Taverns of the American Revolution

Taverns of the American Revolution - Adrian Covert

Expected publication: June 28, 2016

 

This was interesting. I never thought about how much alcohol could sway the voting public until reading this. It was common, and probably still is, for candidates to basically bribe voters into casting their vote in their favor by providing alcohol in exchange.

 

I did have formatting problems with my advanced readers copy. I pulled up this listing for this on Amazon and am happy to repro that they do not seem to be present in the finished version of this. The version I read would have gotten a zero, but based on what I saw, and add to it the text, this is a nice book.

 

History lovers with a passion for the revolution will surly enjoy this book. 

 

Example of Contents:

 

GEORGE WASHINGTON MAY HAVE LOVED BEER , but as a young colonel in the Virginia Regiment, the American Cincinnatus could be a buzzkill. Washington complained that the local taverns were “a great nuisance to the soldiers” under his command, who were “incessantly drunk, and unfit for service.” Sobriety may have made for good soldiery, but it made for ruinous politics.
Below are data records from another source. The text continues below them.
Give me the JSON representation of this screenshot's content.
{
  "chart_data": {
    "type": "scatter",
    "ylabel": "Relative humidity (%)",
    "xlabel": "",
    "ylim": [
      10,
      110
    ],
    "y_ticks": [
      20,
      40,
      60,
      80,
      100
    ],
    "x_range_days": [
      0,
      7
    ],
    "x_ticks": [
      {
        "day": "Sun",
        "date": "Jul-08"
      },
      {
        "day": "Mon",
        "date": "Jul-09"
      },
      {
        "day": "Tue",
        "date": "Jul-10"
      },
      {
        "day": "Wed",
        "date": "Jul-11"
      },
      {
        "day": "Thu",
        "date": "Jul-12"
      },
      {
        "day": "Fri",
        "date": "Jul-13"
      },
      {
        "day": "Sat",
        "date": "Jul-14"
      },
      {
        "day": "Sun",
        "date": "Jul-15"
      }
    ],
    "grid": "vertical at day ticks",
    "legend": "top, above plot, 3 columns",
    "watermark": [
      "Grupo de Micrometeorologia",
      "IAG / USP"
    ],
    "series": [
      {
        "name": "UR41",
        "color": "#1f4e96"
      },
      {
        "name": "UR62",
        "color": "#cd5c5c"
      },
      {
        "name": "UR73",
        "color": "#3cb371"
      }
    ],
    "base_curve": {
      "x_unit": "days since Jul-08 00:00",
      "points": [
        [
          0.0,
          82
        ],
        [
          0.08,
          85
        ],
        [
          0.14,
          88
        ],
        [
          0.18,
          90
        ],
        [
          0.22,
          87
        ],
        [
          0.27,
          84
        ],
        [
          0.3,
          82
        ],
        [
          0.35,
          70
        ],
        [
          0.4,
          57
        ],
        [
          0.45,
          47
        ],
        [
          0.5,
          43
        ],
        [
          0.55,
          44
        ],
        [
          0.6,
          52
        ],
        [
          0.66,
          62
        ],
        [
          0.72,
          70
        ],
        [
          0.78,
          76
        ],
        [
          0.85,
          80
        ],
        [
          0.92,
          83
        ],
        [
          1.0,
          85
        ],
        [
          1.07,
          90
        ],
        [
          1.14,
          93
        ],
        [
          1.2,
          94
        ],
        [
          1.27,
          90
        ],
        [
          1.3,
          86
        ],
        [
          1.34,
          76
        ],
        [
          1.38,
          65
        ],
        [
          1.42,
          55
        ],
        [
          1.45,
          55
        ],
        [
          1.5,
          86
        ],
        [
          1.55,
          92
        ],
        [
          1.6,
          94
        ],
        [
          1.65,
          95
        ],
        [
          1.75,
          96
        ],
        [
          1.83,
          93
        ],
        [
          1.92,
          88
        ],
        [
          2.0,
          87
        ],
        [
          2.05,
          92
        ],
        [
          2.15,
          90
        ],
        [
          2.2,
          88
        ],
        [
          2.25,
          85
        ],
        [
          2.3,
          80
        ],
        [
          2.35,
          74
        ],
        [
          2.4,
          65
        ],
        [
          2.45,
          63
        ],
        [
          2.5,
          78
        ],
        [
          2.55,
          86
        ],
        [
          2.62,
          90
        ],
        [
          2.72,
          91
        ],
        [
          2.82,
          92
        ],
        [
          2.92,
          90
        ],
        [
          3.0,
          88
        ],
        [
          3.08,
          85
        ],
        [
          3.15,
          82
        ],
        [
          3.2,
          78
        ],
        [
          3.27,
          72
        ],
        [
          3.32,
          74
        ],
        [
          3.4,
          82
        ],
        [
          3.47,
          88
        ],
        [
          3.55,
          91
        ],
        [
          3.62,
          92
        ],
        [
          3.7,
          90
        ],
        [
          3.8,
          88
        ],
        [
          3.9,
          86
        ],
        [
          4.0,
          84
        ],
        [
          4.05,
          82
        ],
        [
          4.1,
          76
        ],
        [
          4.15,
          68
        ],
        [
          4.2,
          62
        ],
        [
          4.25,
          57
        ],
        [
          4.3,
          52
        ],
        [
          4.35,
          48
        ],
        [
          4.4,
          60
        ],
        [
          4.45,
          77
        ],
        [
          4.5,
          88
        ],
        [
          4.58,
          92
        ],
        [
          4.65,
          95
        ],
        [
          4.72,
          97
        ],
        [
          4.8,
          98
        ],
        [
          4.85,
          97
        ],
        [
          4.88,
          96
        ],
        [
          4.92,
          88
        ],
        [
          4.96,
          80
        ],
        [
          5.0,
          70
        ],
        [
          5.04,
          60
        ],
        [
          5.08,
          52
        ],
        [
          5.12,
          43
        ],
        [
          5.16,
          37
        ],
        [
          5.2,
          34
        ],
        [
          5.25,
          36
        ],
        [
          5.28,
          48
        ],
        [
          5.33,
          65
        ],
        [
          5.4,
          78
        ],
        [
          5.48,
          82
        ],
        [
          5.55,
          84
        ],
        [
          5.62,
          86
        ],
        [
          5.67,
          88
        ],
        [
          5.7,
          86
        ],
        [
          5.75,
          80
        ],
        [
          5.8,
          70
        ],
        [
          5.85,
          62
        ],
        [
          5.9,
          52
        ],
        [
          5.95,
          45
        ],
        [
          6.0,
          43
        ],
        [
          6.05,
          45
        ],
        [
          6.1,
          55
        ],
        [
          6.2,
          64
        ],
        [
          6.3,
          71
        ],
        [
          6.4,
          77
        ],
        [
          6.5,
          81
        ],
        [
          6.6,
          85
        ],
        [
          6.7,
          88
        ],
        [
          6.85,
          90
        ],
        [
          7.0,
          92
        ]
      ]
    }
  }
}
In 1755, the twenty-three-year-old Washington was handily defeated in his first campaign by an opponent who show ered voters with drinks, a tactic known as “swilling the planters with bumbo.” Washington learned his lesson, and in 1758 he pummeled voters with 144 gallons of rum, punch, hard cider, and beer for their thoughtful consideration of his (successful) candidacy.

 

 

I recieved a copy of this from Edelweiss.